Spread across an archipelago of 83 islands, ensuring access to mental health services for over 300,000 inhabitants in Vanuatu isn’t an easy task. The Ministry of Health Mind Care Unit, the country’s only psychiatric facility, is staffed with just one psychiatrist and three psychiatric nurses, making it impossible to serve all island communities while also providing services at their regular clinic in the capital Port Vila.

In order to meet this challenge head-on, IsraAID and Mind Care Unit are training and mentoring volunteers (of which 60% are women) across the Pacific archipelago to ‘open the dialogue’ and help deliver Mental Health and Psychosocial Support (MHPSS) outreach and awareness to the community. To support this work, IsraAID has created a MHPSS Training Manual, the first of its kind to be officially endorsed by the Ministry of Health.

The MHPSS volunteers work closely with key community members and leaders such as pastors, women leaders, youth leaders, police officers, teachers, and Chiefs, creating an interwoven network of community members in different leadership roles. Together, they provide basic MHPSS services and work closely with the Mind Care team for referral cases.

As an MHPSS volunteer with a multiple sensory disability, Rosina has dealt with this stigma from both a personal and professional perspective. She advocates for people living with a disability, and champions mainstreaming disability and gender inclusion in all MHPSS messaging and activities.

“People asked, ‘What can you do? What is your ability to help?’ They would accuse me of being crazy for working with people who have a mental illness. We are not here to judge; we are here to help. I know that my disability is a strength, and I can offer a unique way to help people.”

Lawrence is one of three psychiatric nurses at the Mind Care Unit. He recognizes the need for a change in the current attitude towards mental health in Vanuatu and encourages young people to become involved and learn about the field.

“MHPSS is a new field in Vanuatu, and there is still a lot of stigma, even towards health professionals. The stigma creates a barrier preventing people from accessing our services.”

As one of the world’s most natural disaster-prone country, psychological distress and trauma is common in Vanuatu, especially among people who have suffered from property loss or damage. Psychology and Social Work student Desiree has learnt through her practical experience as an MHPSS volunteer more about the great need for increased mental health services.

“Every time we experience a disaster it affects people’s mental state and amplifies existing issues such as domestic and gender-based violence. MHPSSS is necessary so that we have the tools to stay mentally healthy and cope with any disaster or difficult situation.”

Not every case needs a professional trained in psychiatry.
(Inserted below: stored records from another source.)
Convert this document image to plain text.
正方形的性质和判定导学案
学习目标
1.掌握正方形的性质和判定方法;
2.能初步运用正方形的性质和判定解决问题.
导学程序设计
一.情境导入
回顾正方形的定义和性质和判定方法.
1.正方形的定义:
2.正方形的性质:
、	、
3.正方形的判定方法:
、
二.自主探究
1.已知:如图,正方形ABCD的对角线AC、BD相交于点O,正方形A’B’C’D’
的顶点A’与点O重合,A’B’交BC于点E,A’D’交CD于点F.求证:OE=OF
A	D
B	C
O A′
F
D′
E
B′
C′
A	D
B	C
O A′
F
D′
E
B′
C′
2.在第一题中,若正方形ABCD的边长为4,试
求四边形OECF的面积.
Many can be addressed at the community level by the volunteers, preventing the clinic staff from becoming overwhelmed. For the issues that cannot be solved with trained volunteers, a referral system is in place. Peter is a psychiatric nurse at Mind Care Unit and one of the facilitators of IsraAID’s MHPSS training.

“We are not training people to become qualified nurses. We are training them to be able to go to communities where there are limited services to share information and make a referral, if necessary.”

As a senior psychiatric nurse, Norah explains that there are not enough professionals to reach everyone, but the volunteers can be the first step for people receiving the support they need.

“The most important thing is to make the patients feel safe and heard. This is paramount to them recovering. Our clinic is the last part of the hierarchy of care and is where we provide medication and counseling based on an individual’s needs. But that individual will return back to their community and it is the community that plays the most important role in restoring the individual’s feeling of safety and belonging.”

Challenging the deep-rooted stigma surrounding mental health in Vanuatu is a long-term process, but IsraAID’s volunteer training, in collaboration with partners including the Ministry of Health Mind Care Unit team, is the first step to ensuring access to inclusive mental health services and support for all.

 

Jeanine Shem is IsraAID Vanuatu’s Program Manager, the longest member on the Vanuatu team after six years.